While our local debate seems to be driven by the idea that the our harbor space should limit development, imagine – for instance – a convention center set back from shared public space that provides magnificent views to convention attendees – perhaps worth considering if there was value to the land occupying the current convention center and the City had interest in forwarding that value to a greater vision, if we could part with such an architectural gem currently occupying prime space downtown?  Shared public space could include a fishing pier, trails, picnic access, as well as outfitters to rent bikes, cross country skis, kayaks and other recreational equipment.

National Harbor (lead image) was teaming with locals employed in grounds keeping and landscaping to keep the grounds pristine – this takes development that generates taxes to prevent new costs to the host City.

Locally, there have been very good projects that have enhanced natural wildlife habitat in some of the settlement investments from the relicensing of the Niagara Power Project; and there was absolutely no shortage of wildlife at National Harbor – it was quite entertaining to watch seagulls dive for shells and drop them on the concrete pier to crack as the beginning of harvesting a seafood meal.

The ratio of development at our outer harbor – residential, commercial, restaurants, museums and the like – to natural space can be sorted through by the current welcoming process, but we should not tunnel our vision of this magnificent space, this blank easel, nor become parrots to limited suggestions or predetermined objectives.

The final leg of planning where Buffalo has an enormous advantage over National Harbor, is the opportunity for great connectivity by our outer harbor’s close proximity to downtown through a thoughtful transportation planning process.  Bike lanes, water taxis from days of old are just a few transportation ideas to make it a fun and easy commute into downtown Buffalo, and public transit being  considered in stadium planning can be further leveraged with downtown development that includes the outer harbor.

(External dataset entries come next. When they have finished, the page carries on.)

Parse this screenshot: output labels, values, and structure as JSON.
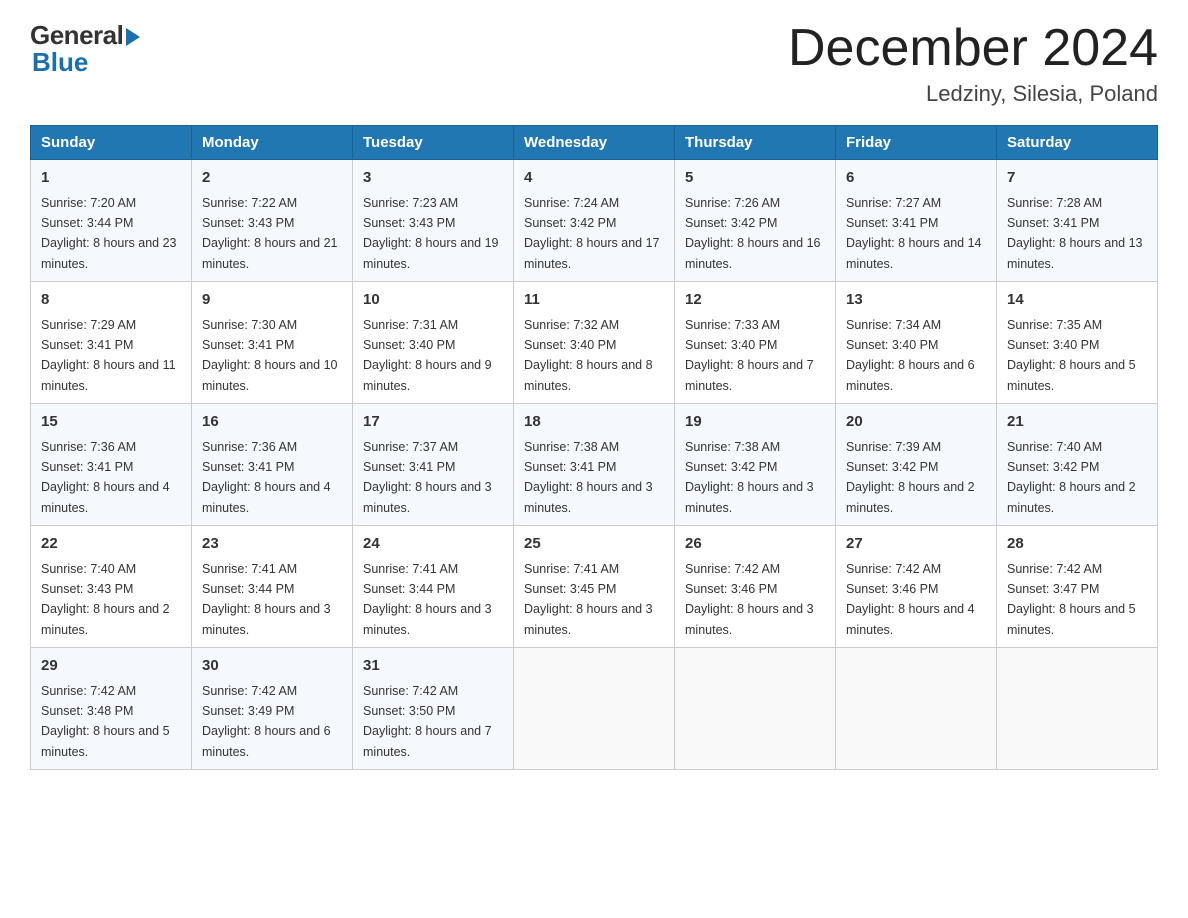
{
  "header": {
    "logo_general": "General",
    "logo_blue": "Blue",
    "month_year": "December 2024",
    "location": "Ledziny, Silesia, Poland"
  },
  "weekdays": [
    "Sunday",
    "Monday",
    "Tuesday",
    "Wednesday",
    "Thursday",
    "Friday",
    "Saturday"
  ],
  "weeks": [
    [
      {
        "day": "1",
        "sunrise": "7:20 AM",
        "sunset": "3:44 PM",
        "daylight": "8 hours and 23 minutes."
      },
      {
        "day": "2",
        "sunrise": "7:22 AM",
        "sunset": "3:43 PM",
        "daylight": "8 hours and 21 minutes."
      },
      {
        "day": "3",
        "sunrise": "7:23 AM",
        "sunset": "3:43 PM",
        "daylight": "8 hours and 19 minutes."
      },
      {
        "day": "4",
        "sunrise": "7:24 AM",
        "sunset": "3:42 PM",
        "daylight": "8 hours and 17 minutes."
      },
      {
        "day": "5",
        "sunrise": "7:26 AM",
        "sunset": "3:42 PM",
        "daylight": "8 hours and 16 minutes."
      },
      {
        "day": "6",
        "sunrise": "7:27 AM",
        "sunset": "3:41 PM",
        "daylight": "8 hours and 14 minutes."
      },
      {
        "day": "7",
        "sunrise": "7:28 AM",
        "sunset": "3:41 PM",
        "daylight": "8 hours and 13 minutes."
      }
    ],
    [
      {
        "day": "8",
        "sunrise": "7:29 AM",
        "sunset": "3:41 PM",
        "daylight": "8 hours and 11 minutes."
      },
      {
        "day": "9",
        "sunrise": "7:30 AM",
        "sunset": "3:41 PM",
        "daylight": "8 hours and 10 minutes."
      },
      {
        "day": "10",
        "sunrise": "7:31 AM",
        "sunset": "3:40 PM",
        "daylight": "8 hours and 9 minutes."
      },
      {
        "day": "11",
        "sunrise": "7:32 AM",
        "sunset": "3:40 PM",
        "daylight": "8 hours and 8 minutes."
      },
      {
        "day": "12",
        "sunrise": "7:33 AM",
        "sunset": "3:40 PM",
        "daylight": "8 hours and 7 minutes."
      },
      {
        "day": "13",
        "sunrise": "7:34 AM",
        "sunset": "3:40 PM",
        "daylight": "8 hours and 6 minutes."
      },
      {
        "day": "14",
        "sunrise": "7:35 AM",
        "sunset": "3:40 PM",
        "daylight": "8 hours and 5 minutes."
      }
    ],
    [
      {
        "day": "15",
        "sunrise": "7:36 AM",
        "sunset": "3:41 PM",
        "daylight": "8 hours and 4 minutes."
      },
      {
        "day": "16",
        "sunrise": "7:36 AM",
        "sunset": "3:41 PM",
        "daylight": "8 hours and 4 minutes."
      },
      {
        "day": "17",
        "sunrise": "7:37 AM",
        "sunset": "3:41 PM",
        "daylight": "8 hours and 3 minutes."
      },
      {
        "day": "18",
        "sunrise": "7:38 AM",
        "sunset": "3:41 PM",
        "daylight": "8 hours and 3 minutes."
      },
      {
        "day": "19",
        "sunrise": "7:38 AM",
        "sunset": "3:42 PM",
        "daylight": "8 hours and 3 minutes."
      },
      {
        "day": "20",
        "sunrise": "7:39 AM",
        "sunset": "3:42 PM",
        "daylight": "8 hours and 2 minutes."
      },
      {
        "day": "21",
        "sunrise": "7:40 AM",
        "sunset": "3:42 PM",
        "daylight": "8 hours and 2 minutes."
      }
    ],
    [
      {
        "day": "22",
        "sunrise": "7:40 AM",
        "sunset": "3:43 PM",
        "daylight": "8 hours and 2 minutes."
      },
      {
        "day": "23",
        "sunrise": "7:41 AM",
        "sunset": "3:44 PM",
        "daylight": "8 hours and 3 minutes."
      },
      {
        "day": "24",
        "sunrise": "7:41 AM",
        "sunset": "3:44 PM",
        "daylight": "8 hours and 3 minutes."
      },
      {
        "day": "25",
        "sunrise": "7:41 AM",
        "sunset": "3:45 PM",
        "daylight": "8 hours and 3 minutes."
      },
      {
        "day": "26",
        "sunrise": "7:42 AM",
        "sunset": "3:46 PM",
        "daylight": "8 hours and 3 minutes."
      },
      {
        "day": "27",
        "sunrise": "7:42 AM",
        "sunset": "3:46 PM",
        "daylight": "8 hours and 4 minutes."
      },
      {
        "day": "28",
        "sunrise": "7:42 AM",
        "sunset": "3:47 PM",
        "daylight": "8 hours and 5 minutes."
      }
    ],
    [
      {
        "day": "29",
        "sunrise": "7:42 AM",
        "sunset": "3:48 PM",
        "daylight": "8 hours and 5 minutes."
      },
      {
        "day": "30",
        "sunrise": "7:42 AM",
        "sunset": "3:49 PM",
        "daylight": "8 hours and 6 minutes."
      },
      {
        "day": "31",
        "sunrise": "7:42 AM",
        "sunset": "3:50 PM",
        "daylight": "8 hours and 7 minutes."
      },
      null,
      null,
      null,
      null
    ]
  ],
  "labels": {
    "sunrise": "Sunrise:",
    "sunset": "Sunset:",
    "daylight": "Daylight:"
  }
}
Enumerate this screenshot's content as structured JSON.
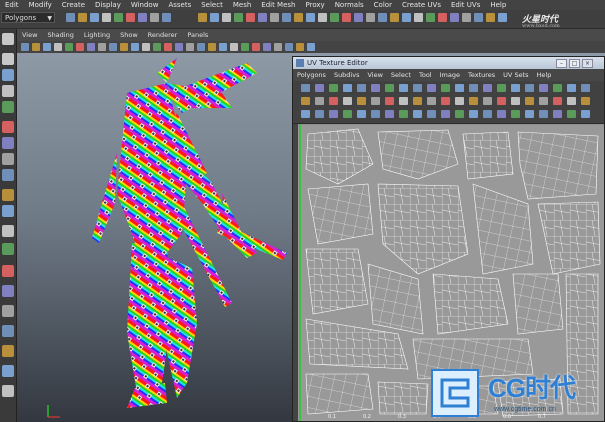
{
  "menubar": {
    "items": [
      "Edit",
      "Modify",
      "Create",
      "Display",
      "Window",
      "Assets",
      "Select",
      "Mesh",
      "Edit Mesh",
      "Proxy",
      "Normals",
      "Color",
      "Create UVs",
      "Edit UVs",
      "Help"
    ]
  },
  "shelf": {
    "mode": "Polygons"
  },
  "branding": {
    "top_logo": "火星时代",
    "top_logo_url": "www.hxsd.com",
    "cg_text": "CG时代",
    "cg_url": "www.cgtime.com.cn"
  },
  "panel": {
    "menu": [
      "View",
      "Shading",
      "Lighting",
      "Show",
      "Renderer",
      "Panels"
    ]
  },
  "uv_editor": {
    "title": "UV Texture Editor",
    "menu": [
      "Polygons",
      "Subdivs",
      "View",
      "Select",
      "Tool",
      "Image",
      "Textures",
      "UV Sets",
      "Help"
    ],
    "ruler": [
      "0.1",
      "0.2",
      "0.3",
      "0.4",
      "0.5",
      "0.6",
      "0.7"
    ]
  },
  "viewport": {
    "axis_labels": [
      "y",
      "x"
    ]
  },
  "colors": {
    "menubar_bg": "#434343",
    "viewport_top": "#8e99a6",
    "viewport_bottom": "#333840",
    "uv_grid_bg": "#999999",
    "uv_wire": "#ffffff",
    "cg_blue": "#2f7fd3"
  }
}
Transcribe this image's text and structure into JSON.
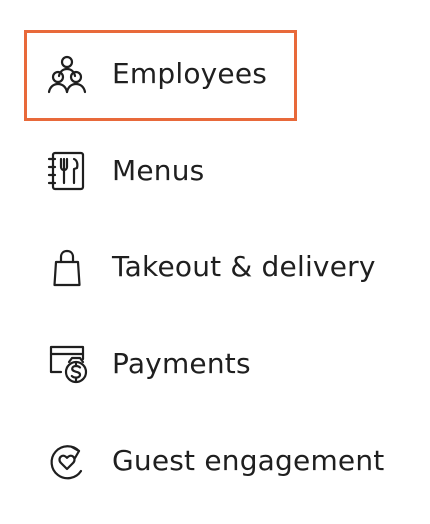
{
  "nav": {
    "selected_index": 0,
    "highlight_color": "#e8693a",
    "items": [
      {
        "label": "Employees",
        "icon": "people-group-icon"
      },
      {
        "label": "Menus",
        "icon": "menu-book-utensils-icon"
      },
      {
        "label": "Takeout & delivery",
        "icon": "shopping-bag-icon"
      },
      {
        "label": "Payments",
        "icon": "payment-card-dollar-icon"
      },
      {
        "label": "Guest engagement",
        "icon": "heart-loop-icon"
      }
    ]
  }
}
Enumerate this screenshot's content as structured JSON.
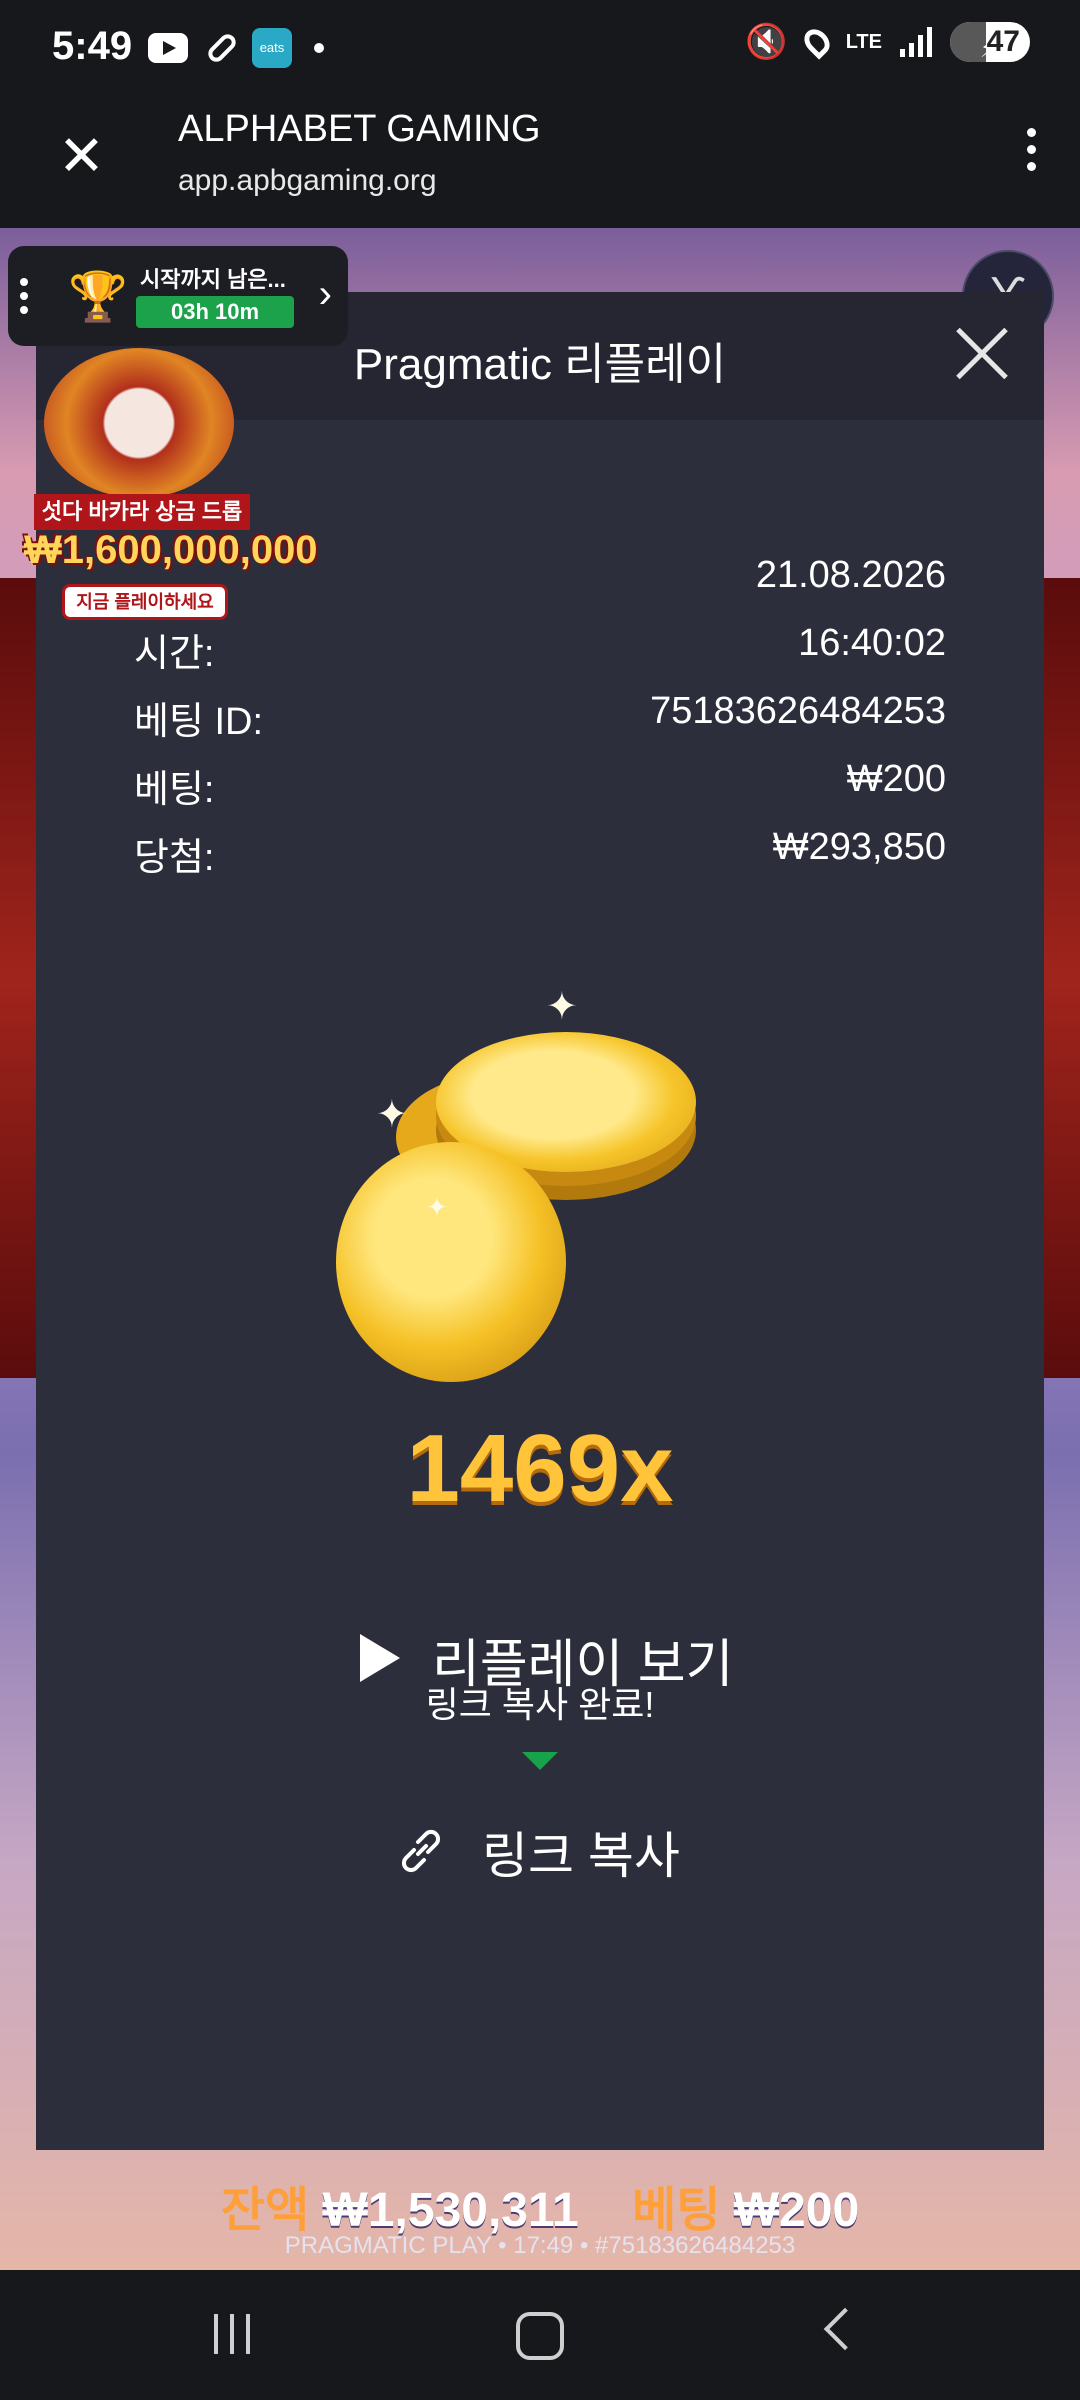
{
  "status_bar": {
    "time": "5:49",
    "eats_label": "eats",
    "network": "LTE",
    "battery": "47"
  },
  "browser": {
    "title": "ALPHABET GAMING",
    "url": "app.apbgaming.org"
  },
  "tournament": {
    "label": "시작까지 남은...",
    "timer": "03h 10m"
  },
  "promo": {
    "title": "섯다 바카라 상금 드롭",
    "amount": "₩1,600,000,000",
    "cta": "지금 플레이하세요"
  },
  "modal": {
    "title": "Pragmatic 리플레이",
    "rows": [
      {
        "key": "",
        "value": "21.08.2026"
      },
      {
        "key": "시간:",
        "value": "16:40:02"
      },
      {
        "key": "베팅 ID:",
        "value": "75183626484253"
      },
      {
        "key": "베팅:",
        "value": "₩200"
      },
      {
        "key": "당첨:",
        "value": "₩293,850"
      }
    ],
    "multiplier": "1469x",
    "replay_label": "리플레이 보기",
    "toast": "링크 복사 완료!",
    "copy_label": "링크 복사"
  },
  "footer": {
    "balance_label": "잔액",
    "balance_value": "₩1,530,311",
    "bet_label": "베팅",
    "bet_value": "₩200",
    "sub": "PRAGMATIC PLAY • 17:49 • #75183626484253"
  },
  "colors": {
    "accent_gold": "#ffc43a",
    "toast_green": "#18a34a",
    "modal_bg": "#2d2e3b"
  }
}
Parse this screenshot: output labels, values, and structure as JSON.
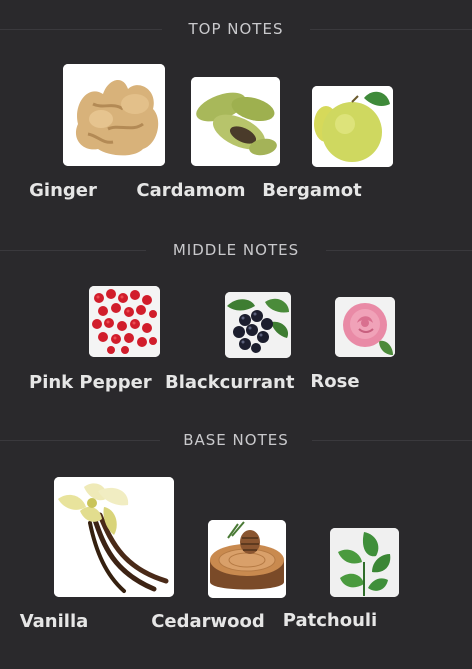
{
  "sections": [
    {
      "title": "TOP NOTES",
      "notes": [
        {
          "label": "Ginger",
          "icon": "ginger-icon"
        },
        {
          "label": "Cardamom",
          "icon": "cardamom-icon"
        },
        {
          "label": "Bergamot",
          "icon": "bergamot-icon"
        }
      ]
    },
    {
      "title": "MIDDLE NOTES",
      "notes": [
        {
          "label": "Pink Pepper",
          "icon": "pink-pepper-icon"
        },
        {
          "label": "Blackcurrant",
          "icon": "blackcurrant-icon"
        },
        {
          "label": "Rose",
          "icon": "rose-icon"
        }
      ]
    },
    {
      "title": "BASE NOTES",
      "notes": [
        {
          "label": "Vanilla",
          "icon": "vanilla-icon"
        },
        {
          "label": "Cedarwood",
          "icon": "cedarwood-icon"
        },
        {
          "label": "Patchouli",
          "icon": "patchouli-icon"
        }
      ]
    }
  ],
  "colors": {
    "background": "#2a292c",
    "text": "#e6e6e6",
    "header_text": "#c9c9cc",
    "rule": "#3a393d"
  }
}
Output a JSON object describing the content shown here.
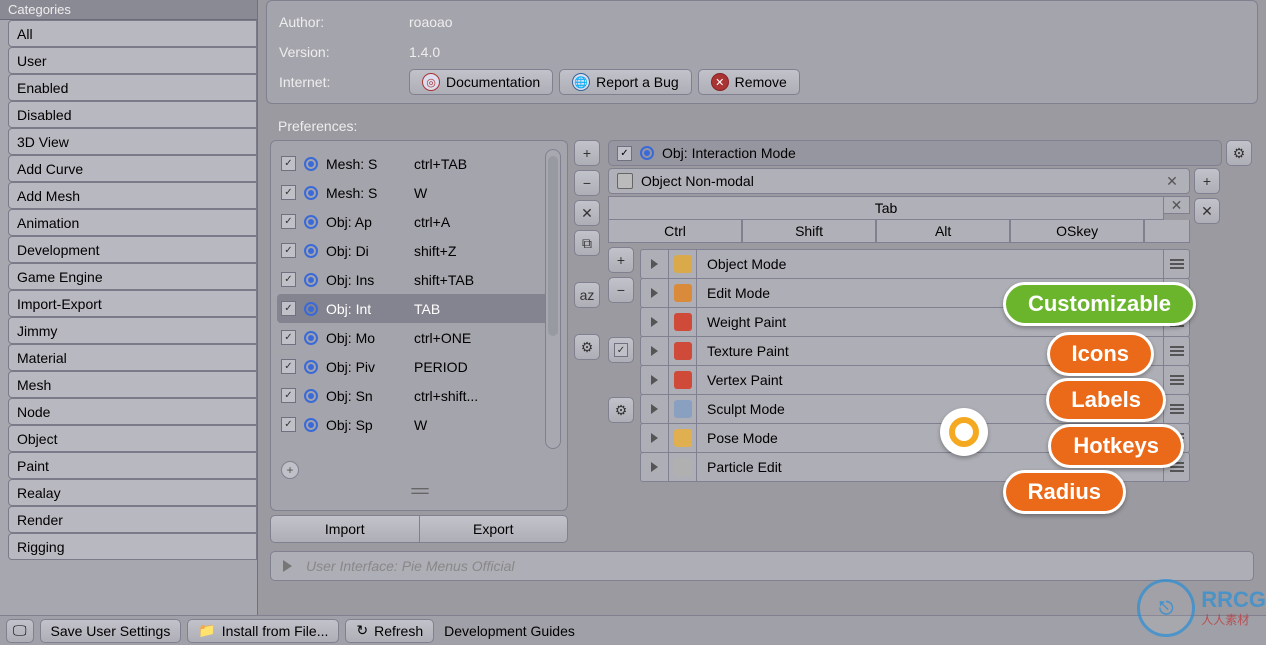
{
  "sidebar": {
    "header": "Categories",
    "items": [
      "All",
      "User",
      "Enabled",
      "Disabled",
      "3D View",
      "Add Curve",
      "Add Mesh",
      "Animation",
      "Development",
      "Game Engine",
      "Import-Export",
      "Jimmy",
      "Material",
      "Mesh",
      "Node",
      "Object",
      "Paint",
      "Realay",
      "Render",
      "Rigging"
    ]
  },
  "info": {
    "author_label": "Author:",
    "author_value": "roaoao",
    "version_label": "Version:",
    "version_value": "1.4.0",
    "internet_label": "Internet:",
    "doc_btn": "Documentation",
    "bug_btn": "Report a Bug",
    "remove_btn": "Remove"
  },
  "prefs_label": "Preferences:",
  "list_items": [
    {
      "name": "Mesh: S",
      "key": "ctrl+TAB",
      "active": false
    },
    {
      "name": "Mesh: S",
      "key": "W",
      "active": false
    },
    {
      "name": "Obj: Ap",
      "key": "ctrl+A",
      "active": false
    },
    {
      "name": "Obj: Di",
      "key": "shift+Z",
      "active": false
    },
    {
      "name": "Obj: Ins",
      "key": "shift+TAB",
      "active": false
    },
    {
      "name": "Obj: Int",
      "key": "TAB",
      "active": true
    },
    {
      "name": "Obj: Mo",
      "key": "ctrl+ONE",
      "active": false
    },
    {
      "name": "Obj: Piv",
      "key": "PERIOD",
      "active": false
    },
    {
      "name": "Obj: Sn",
      "key": "ctrl+shift...",
      "active": false
    },
    {
      "name": "Obj: Sp",
      "key": "W",
      "active": false
    }
  ],
  "import_label": "Import",
  "export_label": "Export",
  "mid_btns": [
    "+",
    "−",
    "✕",
    "⧉",
    "",
    "aᴢ",
    "",
    "⚙"
  ],
  "right_side_btns": [
    "⧉",
    "✕"
  ],
  "mode_header": "Obj: Interaction Mode",
  "sub_header": "Object Non-modal",
  "tab_label": "Tab",
  "mods": [
    "Ctrl",
    "Shift",
    "Alt",
    "OSkey"
  ],
  "modes": [
    {
      "label": "Object Mode",
      "color": "#d9a94a"
    },
    {
      "label": "Edit Mode",
      "color": "#d98a3a"
    },
    {
      "label": "Weight Paint",
      "color": "#d04a3a"
    },
    {
      "label": "Texture Paint",
      "color": "#d04a3a"
    },
    {
      "label": "Vertex Paint",
      "color": "#d04a3a"
    },
    {
      "label": "Sculpt Mode",
      "color": "#8aa0c0"
    },
    {
      "label": "Pose Mode",
      "color": "#e0b050"
    },
    {
      "label": "Particle Edit",
      "color": "#b0b0b0"
    }
  ],
  "rc_mid": [
    "+",
    "−",
    "",
    "✓",
    "",
    "⚙"
  ],
  "expand_label": "User Interface: Pie Menus Official",
  "bottombar": {
    "save": "Save User Settings",
    "install": "Install from File...",
    "refresh": "Refresh",
    "guides": "Development Guides"
  },
  "annotations": {
    "customizable": "Customizable",
    "icons": "Icons",
    "labels": "Labels",
    "hotkeys": "Hotkeys",
    "radius": "Radius"
  },
  "watermark": {
    "main": "RRCG",
    "sub": "人人素材"
  }
}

For a quick pictorial of some ideas from other areas that done good things, Station Square poised on the three Rivers in Pittsburgh reused steel processing brownfields dormant for decades, and converted into terrific public space, commercial and recreational development, along with re-activating existing rail lines for an easy commute – with paralleled hiking and biking lanes.  The activated rail and connector bus stations subsequently stimulated residential investment into depressed properties.

Reductions in texting while driving and DWI, reduced GHG emissions and cleaner air, greater health through the walkability, and freeing up current or future parking for greater use is what rail and public transit stations stimulate.  Just consider the huge gain brought by Terry Pegula through Harbor Center in a footprint that was once a parking lot!

So, if you are among those challenged to visualize concepts – before you join one side of the debate or the other, you really owe an education to yourself and the region to take a look at the pictures other regions have finished painting (or papering) to more objectively form a complete opinion.

I think it would be prudent to put together a tour of interested parties and hop on a bus (or lots of buses) to both destinations and pluck ideas from other successful advancements, and see if they stimulate any fresh visions for our own waterfront opportunities.